But it was not the fear of instant death following on the discovery that the Grand-père islet was inhabited that kept tongues mute and ears on the alert during a quarter of an hour that seemed to be protracted to a quarter of a day. At present they were shut off from hostile bullets by the walls of a fortress stronger than any that could be built by men's hands. The greater danger was that the enemy's suspicions might be aroused. Let those who held Fernando Noronha with the armed forces of Brazil once come to regard the isolated rock in mid channel as providing even a possible refuge for the ex-President and his friends, and it would mean the complete overthrow of the slender chance of saving their lives that still offered itself.
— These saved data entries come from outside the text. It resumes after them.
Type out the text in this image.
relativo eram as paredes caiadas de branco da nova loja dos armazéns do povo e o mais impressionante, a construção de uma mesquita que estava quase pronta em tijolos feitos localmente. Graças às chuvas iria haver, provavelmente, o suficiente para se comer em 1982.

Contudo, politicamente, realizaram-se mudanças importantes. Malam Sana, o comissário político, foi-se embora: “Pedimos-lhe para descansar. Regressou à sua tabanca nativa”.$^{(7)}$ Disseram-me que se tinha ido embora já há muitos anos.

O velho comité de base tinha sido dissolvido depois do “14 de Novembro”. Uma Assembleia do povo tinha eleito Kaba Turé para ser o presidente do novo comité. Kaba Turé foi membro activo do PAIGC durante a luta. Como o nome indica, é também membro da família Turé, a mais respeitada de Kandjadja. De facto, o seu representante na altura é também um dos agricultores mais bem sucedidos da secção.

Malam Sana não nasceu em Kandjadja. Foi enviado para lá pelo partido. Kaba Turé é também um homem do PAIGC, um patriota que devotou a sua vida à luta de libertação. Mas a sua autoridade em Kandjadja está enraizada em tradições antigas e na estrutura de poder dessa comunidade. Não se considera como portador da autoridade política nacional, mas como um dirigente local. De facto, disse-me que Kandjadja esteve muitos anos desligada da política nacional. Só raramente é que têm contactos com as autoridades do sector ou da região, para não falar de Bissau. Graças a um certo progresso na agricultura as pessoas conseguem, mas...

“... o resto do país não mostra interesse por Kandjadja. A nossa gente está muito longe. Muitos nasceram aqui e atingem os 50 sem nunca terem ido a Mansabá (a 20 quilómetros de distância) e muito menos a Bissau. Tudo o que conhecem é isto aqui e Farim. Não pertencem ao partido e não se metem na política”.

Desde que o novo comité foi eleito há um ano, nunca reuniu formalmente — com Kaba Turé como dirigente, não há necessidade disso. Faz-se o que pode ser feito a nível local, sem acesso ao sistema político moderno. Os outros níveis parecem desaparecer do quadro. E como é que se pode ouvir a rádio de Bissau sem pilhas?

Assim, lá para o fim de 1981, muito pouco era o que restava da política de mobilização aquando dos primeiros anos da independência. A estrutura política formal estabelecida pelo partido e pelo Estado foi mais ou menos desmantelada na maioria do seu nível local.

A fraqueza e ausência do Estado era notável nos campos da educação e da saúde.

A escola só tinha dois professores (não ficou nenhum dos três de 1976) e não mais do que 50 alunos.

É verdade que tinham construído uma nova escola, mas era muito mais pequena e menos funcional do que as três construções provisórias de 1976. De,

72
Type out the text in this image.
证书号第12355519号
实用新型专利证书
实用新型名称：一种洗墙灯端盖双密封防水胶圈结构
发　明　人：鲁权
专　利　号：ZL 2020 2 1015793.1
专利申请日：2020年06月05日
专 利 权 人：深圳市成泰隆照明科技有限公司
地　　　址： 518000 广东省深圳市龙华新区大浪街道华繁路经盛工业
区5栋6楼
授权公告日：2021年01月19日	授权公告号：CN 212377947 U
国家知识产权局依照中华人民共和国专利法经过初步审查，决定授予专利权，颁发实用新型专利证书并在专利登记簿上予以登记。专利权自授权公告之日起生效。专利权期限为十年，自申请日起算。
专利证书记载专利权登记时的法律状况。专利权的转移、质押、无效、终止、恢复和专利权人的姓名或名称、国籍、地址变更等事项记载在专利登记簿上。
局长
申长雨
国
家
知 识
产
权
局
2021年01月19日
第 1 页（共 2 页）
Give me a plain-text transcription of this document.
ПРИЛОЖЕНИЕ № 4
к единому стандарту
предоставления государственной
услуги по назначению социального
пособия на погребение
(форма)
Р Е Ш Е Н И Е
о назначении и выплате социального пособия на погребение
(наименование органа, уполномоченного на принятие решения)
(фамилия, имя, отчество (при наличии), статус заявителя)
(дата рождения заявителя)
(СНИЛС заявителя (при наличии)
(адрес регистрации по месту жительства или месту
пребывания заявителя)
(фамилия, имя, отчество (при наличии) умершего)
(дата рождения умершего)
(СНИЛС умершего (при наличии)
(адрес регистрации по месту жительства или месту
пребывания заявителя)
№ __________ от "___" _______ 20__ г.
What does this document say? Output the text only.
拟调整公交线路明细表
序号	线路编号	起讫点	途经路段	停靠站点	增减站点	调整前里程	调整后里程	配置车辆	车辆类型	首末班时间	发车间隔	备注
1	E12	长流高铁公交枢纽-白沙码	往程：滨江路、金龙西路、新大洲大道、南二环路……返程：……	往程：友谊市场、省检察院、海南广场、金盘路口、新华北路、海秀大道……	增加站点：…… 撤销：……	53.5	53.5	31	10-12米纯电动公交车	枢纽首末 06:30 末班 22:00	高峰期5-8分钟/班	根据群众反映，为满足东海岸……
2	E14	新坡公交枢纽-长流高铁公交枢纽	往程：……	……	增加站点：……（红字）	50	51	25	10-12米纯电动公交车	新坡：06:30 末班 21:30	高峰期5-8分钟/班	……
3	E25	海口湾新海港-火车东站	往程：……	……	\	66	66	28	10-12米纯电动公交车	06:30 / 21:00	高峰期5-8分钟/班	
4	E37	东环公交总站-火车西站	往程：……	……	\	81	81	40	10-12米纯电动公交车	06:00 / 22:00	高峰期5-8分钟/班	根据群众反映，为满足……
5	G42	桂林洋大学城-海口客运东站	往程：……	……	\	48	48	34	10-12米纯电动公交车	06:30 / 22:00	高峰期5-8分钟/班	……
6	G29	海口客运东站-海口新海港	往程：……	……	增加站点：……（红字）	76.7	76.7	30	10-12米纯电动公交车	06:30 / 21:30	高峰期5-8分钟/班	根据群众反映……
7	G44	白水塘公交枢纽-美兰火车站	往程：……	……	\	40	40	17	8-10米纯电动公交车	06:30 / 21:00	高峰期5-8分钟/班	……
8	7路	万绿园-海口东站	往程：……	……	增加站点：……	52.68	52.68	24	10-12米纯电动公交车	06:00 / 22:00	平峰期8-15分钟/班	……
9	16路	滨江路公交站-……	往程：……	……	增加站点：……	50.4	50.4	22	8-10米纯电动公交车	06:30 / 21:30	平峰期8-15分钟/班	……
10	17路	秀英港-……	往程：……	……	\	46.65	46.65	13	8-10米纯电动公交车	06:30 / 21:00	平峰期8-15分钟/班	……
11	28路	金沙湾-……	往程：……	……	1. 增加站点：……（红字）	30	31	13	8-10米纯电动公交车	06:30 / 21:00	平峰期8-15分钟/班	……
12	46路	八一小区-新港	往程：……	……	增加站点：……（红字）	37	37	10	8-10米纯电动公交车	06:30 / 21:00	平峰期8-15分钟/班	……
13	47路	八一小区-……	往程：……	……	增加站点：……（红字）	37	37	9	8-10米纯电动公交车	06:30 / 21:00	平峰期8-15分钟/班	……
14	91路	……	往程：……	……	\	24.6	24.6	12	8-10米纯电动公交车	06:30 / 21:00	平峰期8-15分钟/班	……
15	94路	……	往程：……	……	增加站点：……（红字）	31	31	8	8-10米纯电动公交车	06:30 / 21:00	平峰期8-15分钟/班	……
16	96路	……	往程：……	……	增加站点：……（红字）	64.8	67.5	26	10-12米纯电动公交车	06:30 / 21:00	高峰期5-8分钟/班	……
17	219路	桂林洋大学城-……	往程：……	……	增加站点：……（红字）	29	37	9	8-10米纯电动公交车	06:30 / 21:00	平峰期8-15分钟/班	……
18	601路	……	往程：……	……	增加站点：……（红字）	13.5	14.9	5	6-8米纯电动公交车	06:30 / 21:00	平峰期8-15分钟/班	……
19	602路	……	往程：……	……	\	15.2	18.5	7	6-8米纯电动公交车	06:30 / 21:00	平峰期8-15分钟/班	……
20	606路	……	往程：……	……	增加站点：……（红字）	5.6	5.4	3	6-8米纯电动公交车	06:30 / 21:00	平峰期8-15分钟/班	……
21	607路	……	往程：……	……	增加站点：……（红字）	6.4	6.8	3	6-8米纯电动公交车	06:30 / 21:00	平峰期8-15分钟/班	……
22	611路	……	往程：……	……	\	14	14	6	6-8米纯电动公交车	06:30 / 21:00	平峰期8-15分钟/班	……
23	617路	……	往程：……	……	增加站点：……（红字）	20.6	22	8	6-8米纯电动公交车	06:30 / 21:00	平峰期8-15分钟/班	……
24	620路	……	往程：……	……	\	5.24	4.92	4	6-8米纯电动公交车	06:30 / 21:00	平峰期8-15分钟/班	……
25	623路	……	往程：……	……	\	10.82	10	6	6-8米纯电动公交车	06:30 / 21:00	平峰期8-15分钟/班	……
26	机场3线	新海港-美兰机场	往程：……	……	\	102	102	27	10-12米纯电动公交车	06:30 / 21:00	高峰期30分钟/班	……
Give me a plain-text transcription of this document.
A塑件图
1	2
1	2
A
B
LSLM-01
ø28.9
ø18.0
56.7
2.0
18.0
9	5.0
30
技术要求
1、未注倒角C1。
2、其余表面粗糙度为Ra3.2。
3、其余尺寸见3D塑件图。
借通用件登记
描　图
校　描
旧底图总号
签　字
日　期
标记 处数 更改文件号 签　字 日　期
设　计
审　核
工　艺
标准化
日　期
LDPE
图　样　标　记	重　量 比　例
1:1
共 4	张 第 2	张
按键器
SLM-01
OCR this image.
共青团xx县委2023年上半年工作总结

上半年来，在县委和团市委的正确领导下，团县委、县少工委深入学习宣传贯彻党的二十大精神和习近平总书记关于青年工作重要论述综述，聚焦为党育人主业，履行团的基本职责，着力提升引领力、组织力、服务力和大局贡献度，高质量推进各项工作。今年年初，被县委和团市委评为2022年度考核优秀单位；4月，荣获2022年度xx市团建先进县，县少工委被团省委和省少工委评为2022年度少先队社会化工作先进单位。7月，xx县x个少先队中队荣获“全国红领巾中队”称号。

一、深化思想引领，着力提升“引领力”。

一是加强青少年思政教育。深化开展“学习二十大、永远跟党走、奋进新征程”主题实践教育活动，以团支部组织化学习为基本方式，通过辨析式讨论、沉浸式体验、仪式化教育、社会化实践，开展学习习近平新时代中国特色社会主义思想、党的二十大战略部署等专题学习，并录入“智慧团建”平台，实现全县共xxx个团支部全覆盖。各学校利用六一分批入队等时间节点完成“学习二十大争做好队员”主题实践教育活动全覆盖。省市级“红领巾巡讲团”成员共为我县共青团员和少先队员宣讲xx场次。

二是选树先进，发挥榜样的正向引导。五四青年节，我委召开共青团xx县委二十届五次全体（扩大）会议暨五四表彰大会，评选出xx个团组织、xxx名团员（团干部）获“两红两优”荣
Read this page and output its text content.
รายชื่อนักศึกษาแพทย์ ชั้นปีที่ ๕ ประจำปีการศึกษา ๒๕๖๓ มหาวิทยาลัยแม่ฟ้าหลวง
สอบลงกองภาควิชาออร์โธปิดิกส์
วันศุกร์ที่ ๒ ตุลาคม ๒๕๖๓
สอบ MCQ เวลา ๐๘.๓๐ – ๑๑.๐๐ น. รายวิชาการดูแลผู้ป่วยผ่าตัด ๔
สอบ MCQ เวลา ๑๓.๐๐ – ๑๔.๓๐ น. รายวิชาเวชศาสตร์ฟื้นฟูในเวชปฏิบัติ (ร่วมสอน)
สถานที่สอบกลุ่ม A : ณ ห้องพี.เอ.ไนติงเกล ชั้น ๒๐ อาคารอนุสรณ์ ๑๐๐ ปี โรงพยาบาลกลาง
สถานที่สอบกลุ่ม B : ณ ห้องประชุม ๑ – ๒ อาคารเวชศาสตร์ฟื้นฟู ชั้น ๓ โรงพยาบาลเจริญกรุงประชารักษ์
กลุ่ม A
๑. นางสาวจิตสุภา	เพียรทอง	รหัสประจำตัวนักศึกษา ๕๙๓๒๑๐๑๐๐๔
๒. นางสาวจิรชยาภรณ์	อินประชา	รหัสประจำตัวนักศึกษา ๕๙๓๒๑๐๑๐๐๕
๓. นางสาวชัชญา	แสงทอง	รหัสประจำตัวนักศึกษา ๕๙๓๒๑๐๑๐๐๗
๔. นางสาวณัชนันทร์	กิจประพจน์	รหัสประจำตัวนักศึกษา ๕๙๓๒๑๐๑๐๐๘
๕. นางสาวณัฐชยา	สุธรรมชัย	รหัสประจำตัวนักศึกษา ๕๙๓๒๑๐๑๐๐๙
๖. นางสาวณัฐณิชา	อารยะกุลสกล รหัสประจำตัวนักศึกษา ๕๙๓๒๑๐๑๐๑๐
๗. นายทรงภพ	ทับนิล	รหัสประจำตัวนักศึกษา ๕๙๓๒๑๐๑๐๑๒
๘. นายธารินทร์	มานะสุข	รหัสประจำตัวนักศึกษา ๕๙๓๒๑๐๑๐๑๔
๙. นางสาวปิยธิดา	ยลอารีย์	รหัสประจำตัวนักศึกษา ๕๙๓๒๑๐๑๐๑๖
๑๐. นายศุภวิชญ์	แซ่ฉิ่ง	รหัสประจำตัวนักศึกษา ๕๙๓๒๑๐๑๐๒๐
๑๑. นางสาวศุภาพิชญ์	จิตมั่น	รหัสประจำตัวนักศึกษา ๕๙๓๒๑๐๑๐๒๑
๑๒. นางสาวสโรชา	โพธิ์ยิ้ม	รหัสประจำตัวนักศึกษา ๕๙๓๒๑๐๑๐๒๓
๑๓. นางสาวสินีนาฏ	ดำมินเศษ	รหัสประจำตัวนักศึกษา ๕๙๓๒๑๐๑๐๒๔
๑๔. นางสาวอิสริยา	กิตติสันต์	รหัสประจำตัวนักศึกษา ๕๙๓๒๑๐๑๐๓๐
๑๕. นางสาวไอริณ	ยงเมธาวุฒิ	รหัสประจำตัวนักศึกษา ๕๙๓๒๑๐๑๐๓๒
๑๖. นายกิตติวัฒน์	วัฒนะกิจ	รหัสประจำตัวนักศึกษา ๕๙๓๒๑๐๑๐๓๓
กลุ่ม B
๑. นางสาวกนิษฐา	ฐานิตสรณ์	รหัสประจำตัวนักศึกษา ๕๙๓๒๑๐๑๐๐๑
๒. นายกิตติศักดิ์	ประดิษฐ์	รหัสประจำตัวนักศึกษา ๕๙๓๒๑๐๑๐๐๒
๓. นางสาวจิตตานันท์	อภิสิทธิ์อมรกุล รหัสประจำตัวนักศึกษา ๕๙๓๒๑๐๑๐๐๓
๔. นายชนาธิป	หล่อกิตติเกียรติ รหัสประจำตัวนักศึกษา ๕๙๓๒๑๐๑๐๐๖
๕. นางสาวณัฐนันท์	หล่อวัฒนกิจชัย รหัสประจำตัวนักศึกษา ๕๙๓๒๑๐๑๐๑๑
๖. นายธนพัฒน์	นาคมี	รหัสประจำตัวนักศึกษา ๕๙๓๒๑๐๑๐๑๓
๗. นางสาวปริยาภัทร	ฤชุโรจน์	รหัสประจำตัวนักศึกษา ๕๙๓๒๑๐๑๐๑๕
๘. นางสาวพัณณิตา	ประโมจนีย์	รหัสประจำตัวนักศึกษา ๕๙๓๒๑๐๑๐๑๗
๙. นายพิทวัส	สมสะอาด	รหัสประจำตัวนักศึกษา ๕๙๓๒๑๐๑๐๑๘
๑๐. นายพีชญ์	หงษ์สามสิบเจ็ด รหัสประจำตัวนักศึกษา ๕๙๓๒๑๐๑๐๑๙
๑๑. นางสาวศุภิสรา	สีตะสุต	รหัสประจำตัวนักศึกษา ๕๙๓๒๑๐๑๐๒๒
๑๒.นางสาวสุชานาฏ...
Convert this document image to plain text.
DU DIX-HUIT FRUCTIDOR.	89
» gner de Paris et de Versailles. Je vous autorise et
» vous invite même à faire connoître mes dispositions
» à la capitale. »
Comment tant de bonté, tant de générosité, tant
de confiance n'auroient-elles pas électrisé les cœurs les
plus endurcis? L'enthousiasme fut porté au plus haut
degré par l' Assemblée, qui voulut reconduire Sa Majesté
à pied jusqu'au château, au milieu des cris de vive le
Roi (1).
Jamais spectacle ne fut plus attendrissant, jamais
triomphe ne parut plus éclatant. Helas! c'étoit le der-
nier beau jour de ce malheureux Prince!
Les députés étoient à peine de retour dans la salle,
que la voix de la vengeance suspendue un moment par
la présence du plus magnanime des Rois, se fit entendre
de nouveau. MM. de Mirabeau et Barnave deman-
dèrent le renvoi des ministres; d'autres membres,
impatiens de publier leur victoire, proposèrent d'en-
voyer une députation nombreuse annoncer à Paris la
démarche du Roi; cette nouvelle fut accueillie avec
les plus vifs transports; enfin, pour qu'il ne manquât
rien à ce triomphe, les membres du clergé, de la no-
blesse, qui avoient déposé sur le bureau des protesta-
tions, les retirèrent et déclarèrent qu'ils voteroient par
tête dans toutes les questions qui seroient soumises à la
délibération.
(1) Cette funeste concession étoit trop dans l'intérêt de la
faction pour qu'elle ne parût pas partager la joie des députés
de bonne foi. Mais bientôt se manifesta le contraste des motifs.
So they waited in silence, watching the rigid figure of the prostrate Brazilian, just as those among them who were saved from the Andromeda had watched the arch of spray and spindrift from the slowly sinking forecastle.
At last Domingo turned his head slightly, and gave them a reassuring little nod. He said something, which De Sylva translated.
"They have a photograph of the wreck," he said, "and are now steaming through the northerly channel to the anchorage on the west side of the island. Most fortunately, they do not seem to be aware of your drifting boat."
Then he added, with a courtliness that was so incongruous with his unkempt appearance and patched and tattered garments;—"If the Senhora permits, the men may smoke now. In another hour the channel will not be navigable. We have a hot and tiring day before us, and I advise sleep for those to whom it is vouchsafed. If the weather continues to improve, the next tide will bring us a smooth sea. Given that, and a dark night—well—we may make history. Who knows?"
CHAPTER VII
CROSS PURPOSES
Though Iris gave such warlike counsel, it would be doing her a grave injustice to assume that her gentle disposition was changed because of the day's sufferings. The erstwhile light-hearted schoolgirl and youthful mistress of her uncle's house had been subjected to dynamic influences. The ordeal through which she had passed, unscathed bodily but seared in spirit, had left her strung to a tense pitch. Relaxation had not come—as yet. She only knew that she resented to the uttermost the Brazilians' malevolent fury. Hers was a nature that could not endure unfairness. It was unfair of David Verity to seek to mend his shattered fortunes by forcing her into a hateful marriage; unfair of both Verity and Coke to found their new venture on a great fraud; and monstrously unfair of these island factionaries to vent their spite on an innocent ship. So, for the hour, she was inspired. It is the high-souled enthusiast who devotes life itself to a cause; those who practice oppression have ever most to beware of in the man or woman whose conscience will not condone a wrong.
Of course, in this present clash of emotions, Iris little understood what her advice really meant. She was appealing to heaven rather than to the force of arms. To one of her temperament, it seemed incredible that a number of inoffensive strangers should be slaughtered because a South American republic could not agree in choosing a president. Such a thing was unheard of in her previous experience, built on no more solid foundation than the humdrum existence of Brussels and Bootle. And the inhabitants of neither Brussels nor Bootle settle their political differences by shooting casual visitors at sight.